The court found that expecting the bank to give her leave beyond the 12 weeks allowed under FMLA didn’t qualify as being a “reasonable accommodation” because the medical support for it was insufficient, and her employer was free to terminate her.
Doctors Must Agree
Fort Lauderdale, Fla., employment attorney Donna M. Ballman, whose book, “Stand Up For Yourself Without Getting Fired: Resolve Workplace Crises Before You Quit, Get Axed, or Sue the Bastards,” will be published in September, said the case is an example of the “landmines” that employees can encounter when seeking FMLA leave. In this case, she said, the problem appeared to be Henry’s difficulty in getting her doctor’s certification for required for FMLA leave.
“[O]nce she got the certification, the doctor said she was able to work with the accommodation of no heavy lifting,” which “basically negated her ability to continue her FMLA,” Ballman said.
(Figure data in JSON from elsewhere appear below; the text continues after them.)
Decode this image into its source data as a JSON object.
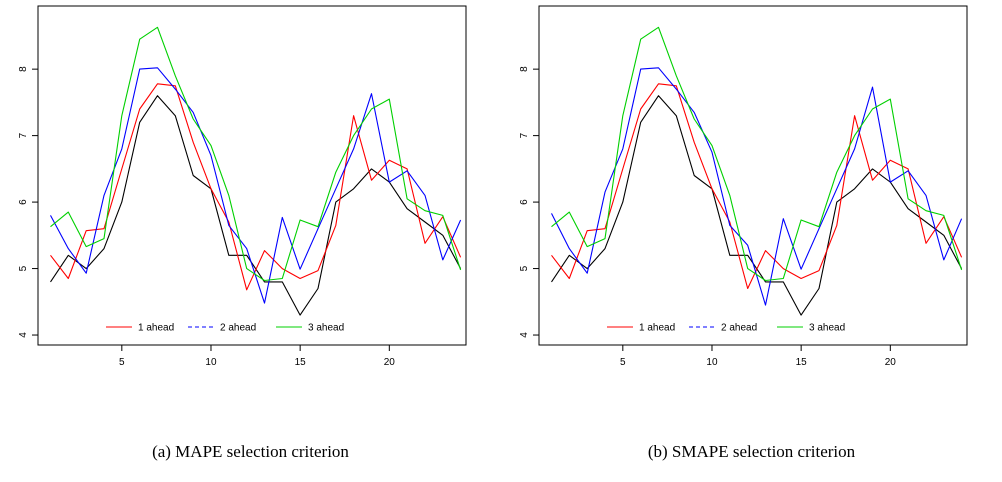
{
  "chart_data": [
    {
      "type": "line",
      "caption": "(a) MAPE selection criterion",
      "x": [
        1,
        2,
        3,
        4,
        5,
        6,
        7,
        8,
        9,
        10,
        11,
        12,
        13,
        14,
        15,
        16,
        17,
        18,
        19,
        20,
        21,
        22,
        23,
        24
      ],
      "xlim": [
        0.3,
        24.3
      ],
      "ylim": [
        3.85,
        8.95
      ],
      "xticks": [
        "5",
        "10",
        "15",
        "20"
      ],
      "yticks": [
        "4",
        "5",
        "6",
        "7",
        "8"
      ],
      "grid": false,
      "legend_position": "bottom-center",
      "series": [
        {
          "name": "",
          "color": "#000000",
          "dashed": false,
          "values": [
            4.8,
            5.2,
            5.0,
            5.3,
            6.0,
            7.2,
            7.6,
            7.3,
            6.4,
            6.2,
            5.2,
            5.2,
            4.8,
            4.8,
            4.3,
            4.7,
            6.0,
            6.2,
            6.5,
            6.3,
            5.9,
            5.7,
            5.5,
            5.0
          ]
        },
        {
          "name": "1 ahead",
          "color": "#ff0000",
          "dashed": false,
          "values": [
            5.2,
            4.85,
            5.57,
            5.6,
            6.5,
            7.4,
            7.78,
            7.75,
            6.9,
            6.2,
            5.7,
            4.68,
            5.27,
            5.0,
            4.85,
            4.97,
            5.65,
            7.3,
            6.33,
            6.63,
            6.5,
            5.38,
            5.78,
            5.17
          ]
        },
        {
          "name": "2 ahead",
          "color": "#0000ff",
          "dashed": true,
          "values": [
            5.8,
            5.3,
            4.93,
            6.1,
            6.8,
            8.0,
            8.02,
            7.7,
            7.35,
            6.7,
            5.65,
            5.3,
            4.48,
            5.77,
            4.99,
            5.6,
            6.2,
            6.8,
            7.63,
            6.3,
            6.47,
            6.1,
            5.13,
            5.73
          ]
        },
        {
          "name": "3 ahead",
          "color": "#00d000",
          "dashed": false,
          "values": [
            5.63,
            5.85,
            5.33,
            5.45,
            7.3,
            8.45,
            8.63,
            7.9,
            7.25,
            6.85,
            6.1,
            5.0,
            4.82,
            4.85,
            5.73,
            5.63,
            6.45,
            7.0,
            7.4,
            7.55,
            6.05,
            5.87,
            5.8,
            4.98
          ]
        }
      ]
    },
    {
      "type": "line",
      "caption": "(b) SMAPE selection criterion",
      "x": [
        1,
        2,
        3,
        4,
        5,
        6,
        7,
        8,
        9,
        10,
        11,
        12,
        13,
        14,
        15,
        16,
        17,
        18,
        19,
        20,
        21,
        22,
        23,
        24
      ],
      "xlim": [
        0.3,
        24.3
      ],
      "ylim": [
        3.85,
        8.95
      ],
      "xticks": [
        "5",
        "10",
        "15",
        "20"
      ],
      "yticks": [
        "4",
        "5",
        "6",
        "7",
        "8"
      ],
      "grid": false,
      "legend_position": "bottom-center",
      "series": [
        {
          "name": "",
          "color": "#000000",
          "dashed": false,
          "values": [
            4.8,
            5.2,
            5.0,
            5.3,
            6.0,
            7.2,
            7.6,
            7.3,
            6.4,
            6.2,
            5.2,
            5.2,
            4.8,
            4.8,
            4.3,
            4.7,
            6.0,
            6.2,
            6.5,
            6.3,
            5.9,
            5.7,
            5.5,
            5.0
          ]
        },
        {
          "name": "1 ahead",
          "color": "#ff0000",
          "dashed": false,
          "values": [
            5.2,
            4.85,
            5.57,
            5.6,
            6.5,
            7.4,
            7.78,
            7.75,
            6.9,
            6.2,
            5.7,
            4.7,
            5.27,
            5.0,
            4.85,
            4.97,
            5.65,
            7.3,
            6.33,
            6.63,
            6.5,
            5.38,
            5.78,
            5.17
          ]
        },
        {
          "name": "2 ahead",
          "color": "#0000ff",
          "dashed": true,
          "values": [
            5.83,
            5.3,
            4.93,
            6.15,
            6.8,
            8.0,
            8.02,
            7.7,
            7.35,
            6.75,
            5.65,
            5.35,
            4.45,
            5.75,
            4.99,
            5.6,
            6.2,
            6.8,
            7.73,
            6.3,
            6.47,
            6.1,
            5.13,
            5.75
          ]
        },
        {
          "name": "3 ahead",
          "color": "#00d000",
          "dashed": false,
          "values": [
            5.63,
            5.85,
            5.33,
            5.45,
            7.3,
            8.45,
            8.63,
            7.9,
            7.25,
            6.85,
            6.1,
            5.0,
            4.82,
            4.85,
            5.73,
            5.63,
            6.45,
            7.0,
            7.4,
            7.55,
            6.05,
            5.87,
            5.8,
            4.98
          ]
        }
      ]
    }
  ]
}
Employees need to know that, under certain circumstances, extended leave beyond the 12 weeks given by FMLA may qualify as a reasonable accommodation under the Americans With Disabilities Act (ADA) or an equivalent state law. However, “in order for that extended leave to be a reasonable accommodation, the employee needs to make sure that their doctors are in agreement that the accommodation is needed,” Ballman cautioned.
“If the employee gets a certification that they don’t qualify for leave, they’d better hoof it to their specialist right away and get the correct certification rather than handing in the one saying they didn’t qualify.”